# Does this pic makes sense? (Trigonometry)

1. Sep 24, 2010

### Femme_physics

Does this pic make sense? If pi is equal to 3.14, how come it seems drawn at where 1 supposed to be?

[PLAIN]http://img210.imageshack.us/img210/6190/sine.jpg [Broken]

Last edited by a moderator: May 4, 2017
2. Sep 24, 2010

### CRGreathouse

The 1 is on the y-axis, where the value is... umm... 1. The multiples of pi are on the x-axis.

3. Sep 24, 2010

### Femme_physics

I know, but if you look at it carefully you can see that the "1" on the y-axis is way longer than the pi on the "x-axis"...how does that make sense if pi is equal to 3.14?

4. Sep 24, 2010

### Pengwuino

You can scale a graph physically however you want. Your "ticks", as I call them, can be spaced out however you want, as long as it is uniform on the axis. For example, lets say instead of graphing y = sin(x), you graphed y = 10000sin(x). If you actually drew your graph so that the length along the x-axis from 0 to pi matched the y-axis as you want, your graph would be so tall as to lose all usefulness.

edit: I say they have to be uniform on the axis... but that's not entirely true but for your purposes they do.

Last edited: Sep 24, 2010
5. Sep 24, 2010

### Femme_physics

I think you're wrong, Peng.

Are you saying that the X-plane and the Y-plane are simply not symmetrically aligned in this case?

6. Sep 24, 2010

### Pengwuino

If you mean they are not similar in the length scale, obvious they are not. And there is no need for them to be. Like I said, if you plotted something like 1000sin(x), would it make sense to allocate the same lengths per tick for the x and y axis?

7. Sep 24, 2010

Dory the quantities on the x axis are different to those on the y axis.The x axis is giving angles in radians and the y axis is giving the sines of those angles.They are two different things so how can you compare the numerical values of them?It's rather like me saying that four seconds is bigger than three metres.It's a meaningless comparison.

8. Sep 24, 2010

### Femme_physics

Ah...getting the hang of it. Thanks.

9. Sep 24, 2010

### Mentallic

We shouldn't be worrying ourselves about the units that correspond with the graph. We could just as well be plotting something hypothetically numerical that has no physical significance. Pengwuino has already answered the question appropriately.

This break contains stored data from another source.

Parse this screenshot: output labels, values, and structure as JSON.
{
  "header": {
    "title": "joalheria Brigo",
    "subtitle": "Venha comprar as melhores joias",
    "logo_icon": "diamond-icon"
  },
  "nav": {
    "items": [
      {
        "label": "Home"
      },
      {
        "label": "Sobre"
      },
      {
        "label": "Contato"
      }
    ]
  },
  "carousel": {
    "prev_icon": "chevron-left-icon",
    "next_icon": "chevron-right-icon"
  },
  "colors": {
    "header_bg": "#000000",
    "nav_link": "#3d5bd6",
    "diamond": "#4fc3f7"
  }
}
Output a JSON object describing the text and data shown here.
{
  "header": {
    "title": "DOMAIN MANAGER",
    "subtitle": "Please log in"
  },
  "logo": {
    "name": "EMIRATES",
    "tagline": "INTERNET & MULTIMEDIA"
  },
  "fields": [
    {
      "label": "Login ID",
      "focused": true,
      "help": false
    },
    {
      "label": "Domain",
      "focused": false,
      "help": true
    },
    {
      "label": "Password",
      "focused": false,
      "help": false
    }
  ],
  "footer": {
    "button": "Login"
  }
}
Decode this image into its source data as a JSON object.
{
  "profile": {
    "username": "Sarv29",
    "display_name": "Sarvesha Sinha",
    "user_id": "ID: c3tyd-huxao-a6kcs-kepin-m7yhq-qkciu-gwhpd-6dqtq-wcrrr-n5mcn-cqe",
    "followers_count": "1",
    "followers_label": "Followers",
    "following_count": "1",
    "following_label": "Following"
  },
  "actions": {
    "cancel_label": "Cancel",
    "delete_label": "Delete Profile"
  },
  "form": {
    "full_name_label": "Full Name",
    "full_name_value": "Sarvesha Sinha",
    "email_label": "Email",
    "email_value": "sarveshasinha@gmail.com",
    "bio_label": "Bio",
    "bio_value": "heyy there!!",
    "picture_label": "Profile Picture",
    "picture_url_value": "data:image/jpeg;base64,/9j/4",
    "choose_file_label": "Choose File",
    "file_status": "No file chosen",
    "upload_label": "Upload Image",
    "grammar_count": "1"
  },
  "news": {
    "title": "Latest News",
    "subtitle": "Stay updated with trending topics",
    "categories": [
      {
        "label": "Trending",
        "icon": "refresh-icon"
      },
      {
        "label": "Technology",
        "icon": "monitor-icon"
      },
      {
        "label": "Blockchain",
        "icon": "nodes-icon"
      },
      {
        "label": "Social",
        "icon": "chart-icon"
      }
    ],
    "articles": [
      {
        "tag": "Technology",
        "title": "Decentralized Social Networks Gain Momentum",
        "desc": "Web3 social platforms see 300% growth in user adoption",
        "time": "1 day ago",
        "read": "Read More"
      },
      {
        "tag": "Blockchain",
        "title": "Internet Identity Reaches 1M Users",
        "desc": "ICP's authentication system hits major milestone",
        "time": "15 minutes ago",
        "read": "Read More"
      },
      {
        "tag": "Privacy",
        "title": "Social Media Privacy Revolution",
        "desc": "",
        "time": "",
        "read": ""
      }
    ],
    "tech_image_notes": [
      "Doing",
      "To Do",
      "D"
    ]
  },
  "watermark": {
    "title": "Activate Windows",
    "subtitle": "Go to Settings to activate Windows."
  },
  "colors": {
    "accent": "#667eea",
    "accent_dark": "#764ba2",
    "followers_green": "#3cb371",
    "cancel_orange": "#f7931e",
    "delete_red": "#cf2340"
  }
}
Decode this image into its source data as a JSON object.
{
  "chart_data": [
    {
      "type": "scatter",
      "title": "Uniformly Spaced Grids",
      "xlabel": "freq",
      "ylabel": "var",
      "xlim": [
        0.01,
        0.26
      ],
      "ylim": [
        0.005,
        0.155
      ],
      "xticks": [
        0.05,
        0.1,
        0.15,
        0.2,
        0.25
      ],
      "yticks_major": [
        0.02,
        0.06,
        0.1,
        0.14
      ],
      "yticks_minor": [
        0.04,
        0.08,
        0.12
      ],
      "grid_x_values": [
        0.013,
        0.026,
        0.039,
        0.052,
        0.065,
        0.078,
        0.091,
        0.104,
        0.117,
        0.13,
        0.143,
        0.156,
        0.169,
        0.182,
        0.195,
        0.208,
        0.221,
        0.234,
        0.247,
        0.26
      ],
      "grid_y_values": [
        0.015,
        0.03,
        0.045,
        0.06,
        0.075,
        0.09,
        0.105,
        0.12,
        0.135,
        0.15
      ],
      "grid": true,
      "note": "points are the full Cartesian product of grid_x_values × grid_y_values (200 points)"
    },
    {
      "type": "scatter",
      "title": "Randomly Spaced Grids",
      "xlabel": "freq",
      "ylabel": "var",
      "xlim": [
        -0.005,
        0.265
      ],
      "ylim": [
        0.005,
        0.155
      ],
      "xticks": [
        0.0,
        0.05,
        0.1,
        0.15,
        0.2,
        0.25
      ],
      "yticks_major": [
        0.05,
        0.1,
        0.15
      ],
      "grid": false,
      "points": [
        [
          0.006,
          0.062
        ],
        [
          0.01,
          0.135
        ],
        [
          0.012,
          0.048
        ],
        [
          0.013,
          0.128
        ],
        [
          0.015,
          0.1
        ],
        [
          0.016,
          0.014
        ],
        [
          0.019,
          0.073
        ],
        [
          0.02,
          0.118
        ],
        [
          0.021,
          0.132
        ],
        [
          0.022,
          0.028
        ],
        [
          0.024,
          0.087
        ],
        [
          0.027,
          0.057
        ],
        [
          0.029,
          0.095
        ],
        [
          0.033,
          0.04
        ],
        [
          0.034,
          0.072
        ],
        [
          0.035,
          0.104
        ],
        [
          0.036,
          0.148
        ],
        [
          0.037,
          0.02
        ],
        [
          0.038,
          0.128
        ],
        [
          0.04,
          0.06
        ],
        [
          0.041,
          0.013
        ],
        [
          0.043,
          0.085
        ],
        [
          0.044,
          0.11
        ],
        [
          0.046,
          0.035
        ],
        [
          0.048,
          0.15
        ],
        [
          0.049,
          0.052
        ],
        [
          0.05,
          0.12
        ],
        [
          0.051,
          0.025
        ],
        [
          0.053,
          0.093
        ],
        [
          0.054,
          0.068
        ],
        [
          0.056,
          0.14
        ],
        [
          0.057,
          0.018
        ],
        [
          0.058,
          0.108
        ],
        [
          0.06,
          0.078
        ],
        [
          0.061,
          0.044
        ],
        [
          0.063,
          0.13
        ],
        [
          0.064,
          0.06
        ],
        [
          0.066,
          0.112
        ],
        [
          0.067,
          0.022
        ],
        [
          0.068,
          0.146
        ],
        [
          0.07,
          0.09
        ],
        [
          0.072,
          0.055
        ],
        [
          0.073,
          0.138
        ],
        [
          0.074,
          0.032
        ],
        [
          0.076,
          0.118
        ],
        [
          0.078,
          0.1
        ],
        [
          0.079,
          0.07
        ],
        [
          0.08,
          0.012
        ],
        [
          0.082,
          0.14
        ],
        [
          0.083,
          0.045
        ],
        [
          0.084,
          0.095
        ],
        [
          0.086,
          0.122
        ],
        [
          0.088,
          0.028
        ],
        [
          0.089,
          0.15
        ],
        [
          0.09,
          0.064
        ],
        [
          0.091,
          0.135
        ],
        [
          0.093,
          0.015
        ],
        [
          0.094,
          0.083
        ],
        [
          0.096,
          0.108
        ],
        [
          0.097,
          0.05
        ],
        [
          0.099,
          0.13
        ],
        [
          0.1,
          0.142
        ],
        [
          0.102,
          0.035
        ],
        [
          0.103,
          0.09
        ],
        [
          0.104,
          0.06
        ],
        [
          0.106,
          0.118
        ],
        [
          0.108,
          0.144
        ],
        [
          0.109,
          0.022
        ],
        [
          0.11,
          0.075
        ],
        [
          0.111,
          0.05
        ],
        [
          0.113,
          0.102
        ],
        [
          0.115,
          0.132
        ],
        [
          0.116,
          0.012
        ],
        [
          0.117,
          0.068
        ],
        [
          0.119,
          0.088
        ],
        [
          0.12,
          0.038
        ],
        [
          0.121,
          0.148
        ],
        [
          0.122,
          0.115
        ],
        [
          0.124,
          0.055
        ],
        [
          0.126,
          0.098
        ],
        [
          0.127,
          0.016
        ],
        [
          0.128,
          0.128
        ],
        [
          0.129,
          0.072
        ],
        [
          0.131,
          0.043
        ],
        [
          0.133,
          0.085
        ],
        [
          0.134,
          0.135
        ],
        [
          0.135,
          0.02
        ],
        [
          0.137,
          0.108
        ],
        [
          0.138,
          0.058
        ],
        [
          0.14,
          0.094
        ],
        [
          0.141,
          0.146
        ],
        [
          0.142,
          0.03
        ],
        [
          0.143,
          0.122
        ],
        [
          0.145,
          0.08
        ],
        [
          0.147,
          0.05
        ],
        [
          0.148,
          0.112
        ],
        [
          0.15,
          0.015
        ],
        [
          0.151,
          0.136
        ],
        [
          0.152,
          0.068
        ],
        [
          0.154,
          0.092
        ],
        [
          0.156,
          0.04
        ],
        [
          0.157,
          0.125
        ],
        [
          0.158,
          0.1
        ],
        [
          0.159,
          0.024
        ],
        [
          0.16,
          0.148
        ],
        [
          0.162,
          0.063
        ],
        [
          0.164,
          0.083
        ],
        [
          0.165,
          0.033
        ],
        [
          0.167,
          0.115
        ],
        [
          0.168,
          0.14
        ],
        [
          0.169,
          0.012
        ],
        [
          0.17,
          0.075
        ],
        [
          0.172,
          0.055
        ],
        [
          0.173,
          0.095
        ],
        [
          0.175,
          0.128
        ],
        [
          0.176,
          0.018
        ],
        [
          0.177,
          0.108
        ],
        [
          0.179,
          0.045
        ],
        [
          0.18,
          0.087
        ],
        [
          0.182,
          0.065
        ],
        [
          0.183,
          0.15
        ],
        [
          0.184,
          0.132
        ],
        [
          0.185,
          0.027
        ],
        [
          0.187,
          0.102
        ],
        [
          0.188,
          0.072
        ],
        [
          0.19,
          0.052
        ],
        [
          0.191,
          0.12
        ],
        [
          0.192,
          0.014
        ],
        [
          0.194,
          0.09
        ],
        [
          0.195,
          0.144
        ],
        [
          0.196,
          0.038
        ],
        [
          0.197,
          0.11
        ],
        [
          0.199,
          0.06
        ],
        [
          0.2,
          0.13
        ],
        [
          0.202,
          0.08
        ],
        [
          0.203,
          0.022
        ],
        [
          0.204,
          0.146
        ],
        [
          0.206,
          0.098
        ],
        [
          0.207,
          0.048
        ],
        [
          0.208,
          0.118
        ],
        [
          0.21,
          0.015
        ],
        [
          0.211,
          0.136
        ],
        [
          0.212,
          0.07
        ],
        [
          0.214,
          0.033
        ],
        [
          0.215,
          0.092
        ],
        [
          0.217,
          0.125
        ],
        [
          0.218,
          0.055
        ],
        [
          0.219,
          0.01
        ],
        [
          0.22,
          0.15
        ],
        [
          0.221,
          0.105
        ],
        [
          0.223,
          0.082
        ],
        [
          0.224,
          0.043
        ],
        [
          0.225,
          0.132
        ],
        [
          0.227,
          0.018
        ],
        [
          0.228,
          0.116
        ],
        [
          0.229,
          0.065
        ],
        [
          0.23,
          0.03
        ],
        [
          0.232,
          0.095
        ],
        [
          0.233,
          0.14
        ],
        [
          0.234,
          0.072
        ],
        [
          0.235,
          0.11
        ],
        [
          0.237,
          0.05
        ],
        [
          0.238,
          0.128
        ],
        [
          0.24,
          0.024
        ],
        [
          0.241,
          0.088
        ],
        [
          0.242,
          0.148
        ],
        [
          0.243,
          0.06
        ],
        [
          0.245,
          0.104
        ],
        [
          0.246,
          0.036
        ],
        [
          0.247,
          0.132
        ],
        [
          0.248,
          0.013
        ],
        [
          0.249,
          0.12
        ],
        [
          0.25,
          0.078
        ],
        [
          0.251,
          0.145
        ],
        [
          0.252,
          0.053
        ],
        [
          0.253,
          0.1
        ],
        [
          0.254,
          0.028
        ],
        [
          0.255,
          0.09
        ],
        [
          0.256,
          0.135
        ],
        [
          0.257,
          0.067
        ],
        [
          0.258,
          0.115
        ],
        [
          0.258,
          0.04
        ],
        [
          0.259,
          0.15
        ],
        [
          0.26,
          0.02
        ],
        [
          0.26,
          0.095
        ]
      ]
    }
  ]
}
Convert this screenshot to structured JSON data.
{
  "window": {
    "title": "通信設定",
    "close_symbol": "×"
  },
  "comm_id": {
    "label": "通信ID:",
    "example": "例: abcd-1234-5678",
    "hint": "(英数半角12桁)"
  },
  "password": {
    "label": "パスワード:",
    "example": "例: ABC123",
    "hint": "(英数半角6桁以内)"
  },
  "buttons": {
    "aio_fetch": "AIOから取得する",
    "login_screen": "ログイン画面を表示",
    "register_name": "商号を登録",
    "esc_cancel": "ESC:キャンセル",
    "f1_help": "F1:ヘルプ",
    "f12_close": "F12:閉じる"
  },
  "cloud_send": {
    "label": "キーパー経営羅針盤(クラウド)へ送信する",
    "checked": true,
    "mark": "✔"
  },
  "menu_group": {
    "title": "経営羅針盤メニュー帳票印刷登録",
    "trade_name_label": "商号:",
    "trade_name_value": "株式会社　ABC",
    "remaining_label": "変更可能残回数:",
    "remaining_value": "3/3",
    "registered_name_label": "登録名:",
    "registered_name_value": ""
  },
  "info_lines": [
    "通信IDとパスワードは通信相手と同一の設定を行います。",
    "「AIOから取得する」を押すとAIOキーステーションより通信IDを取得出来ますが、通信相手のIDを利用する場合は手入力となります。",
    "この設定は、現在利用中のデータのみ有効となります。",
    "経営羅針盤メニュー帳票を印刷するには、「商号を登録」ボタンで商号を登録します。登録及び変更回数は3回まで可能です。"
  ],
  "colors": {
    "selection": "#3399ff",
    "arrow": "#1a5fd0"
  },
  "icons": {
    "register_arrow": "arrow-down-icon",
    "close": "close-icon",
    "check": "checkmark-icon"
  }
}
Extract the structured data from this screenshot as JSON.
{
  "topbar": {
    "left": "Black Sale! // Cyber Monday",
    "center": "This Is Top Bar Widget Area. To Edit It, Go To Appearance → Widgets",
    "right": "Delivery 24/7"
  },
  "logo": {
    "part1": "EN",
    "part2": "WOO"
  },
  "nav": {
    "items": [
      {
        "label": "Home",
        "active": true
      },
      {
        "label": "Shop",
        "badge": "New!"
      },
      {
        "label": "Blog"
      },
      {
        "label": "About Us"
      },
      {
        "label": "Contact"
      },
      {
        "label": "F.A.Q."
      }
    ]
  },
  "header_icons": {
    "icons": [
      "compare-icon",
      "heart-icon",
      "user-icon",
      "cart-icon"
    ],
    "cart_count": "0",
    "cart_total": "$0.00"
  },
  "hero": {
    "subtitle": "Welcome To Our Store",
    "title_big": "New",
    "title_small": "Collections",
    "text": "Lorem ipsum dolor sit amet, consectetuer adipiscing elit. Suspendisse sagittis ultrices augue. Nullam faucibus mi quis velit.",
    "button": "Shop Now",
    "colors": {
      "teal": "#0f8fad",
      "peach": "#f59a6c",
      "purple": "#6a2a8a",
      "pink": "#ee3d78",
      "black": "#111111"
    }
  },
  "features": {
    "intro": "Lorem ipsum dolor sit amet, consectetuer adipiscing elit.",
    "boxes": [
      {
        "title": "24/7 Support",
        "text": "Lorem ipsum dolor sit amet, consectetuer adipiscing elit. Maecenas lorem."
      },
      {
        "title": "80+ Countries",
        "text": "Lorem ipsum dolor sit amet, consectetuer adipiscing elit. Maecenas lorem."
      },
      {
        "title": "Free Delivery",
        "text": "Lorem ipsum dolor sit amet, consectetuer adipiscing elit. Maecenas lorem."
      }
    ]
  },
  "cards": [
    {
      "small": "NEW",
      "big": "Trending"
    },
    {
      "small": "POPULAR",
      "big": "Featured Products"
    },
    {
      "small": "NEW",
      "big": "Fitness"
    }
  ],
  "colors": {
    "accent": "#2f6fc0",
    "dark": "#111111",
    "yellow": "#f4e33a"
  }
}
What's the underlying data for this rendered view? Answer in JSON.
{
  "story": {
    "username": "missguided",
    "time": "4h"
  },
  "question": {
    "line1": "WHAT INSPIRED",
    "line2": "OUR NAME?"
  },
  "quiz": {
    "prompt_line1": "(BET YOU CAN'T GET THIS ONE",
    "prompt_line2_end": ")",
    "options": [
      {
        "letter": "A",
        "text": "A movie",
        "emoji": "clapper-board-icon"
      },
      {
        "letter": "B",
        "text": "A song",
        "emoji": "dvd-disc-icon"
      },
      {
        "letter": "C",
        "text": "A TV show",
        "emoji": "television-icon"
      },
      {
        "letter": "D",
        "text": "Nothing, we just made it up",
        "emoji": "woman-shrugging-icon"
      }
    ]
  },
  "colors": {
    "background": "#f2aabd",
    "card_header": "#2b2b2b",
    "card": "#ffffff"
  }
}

Another example, if we plotted y=x it will only look like there is a 45o angle between the line and the x-axis if the unit lengths on the x and y axis are spaced equally apart. If we had 1cm=1 on the x axis but 1cm=10 on the y axis then it will look like y=x/10 instead of y=x.

10. Sep 24, 2010

Yes of course you can choose any scale you wish but also it is meaningless to make numerical comparisons between quantities that are different.The graph in question is physically significant,both quantities are unitless but they are different things.

11. Sep 25, 2010

### Mentallic

So you're saying that every function we plot needs to have some physical significance? We can't just find the relationship between two numbers by plotting an input and its appropriate output defined by some function?

12. Sep 25, 2010

No I wasn't referring to "every function" I was referring to the function introduced by the op which is physically significant.

13. Sep 25, 2010

### Mentallic

Right, so if I showed you a quadratic then you would agree that the numbers can just be a relationship between each other. If I then changed my story around and told you this quadratic describes the motion of a projectile then everything suddenly changes? No, it has no reason to.

We are describing the relationship between the quantities on the x and y axis as nothing more than numerical values. No matter what the units are, we are only comparing the relationship of the numbers. This isn't the reason why we change the scale of each axis, pengwuino has given the correct answer.

14. Sep 25, 2010

You "are only comparing the relationship of the numbers"? .It is not valid to change the original question and consider the numbers only and ignore what those numbers stand for?The answers we give here should refer to the graph that has been presented which has one set of numbers referring to angles and the second set referring to sines of those angles,two different things.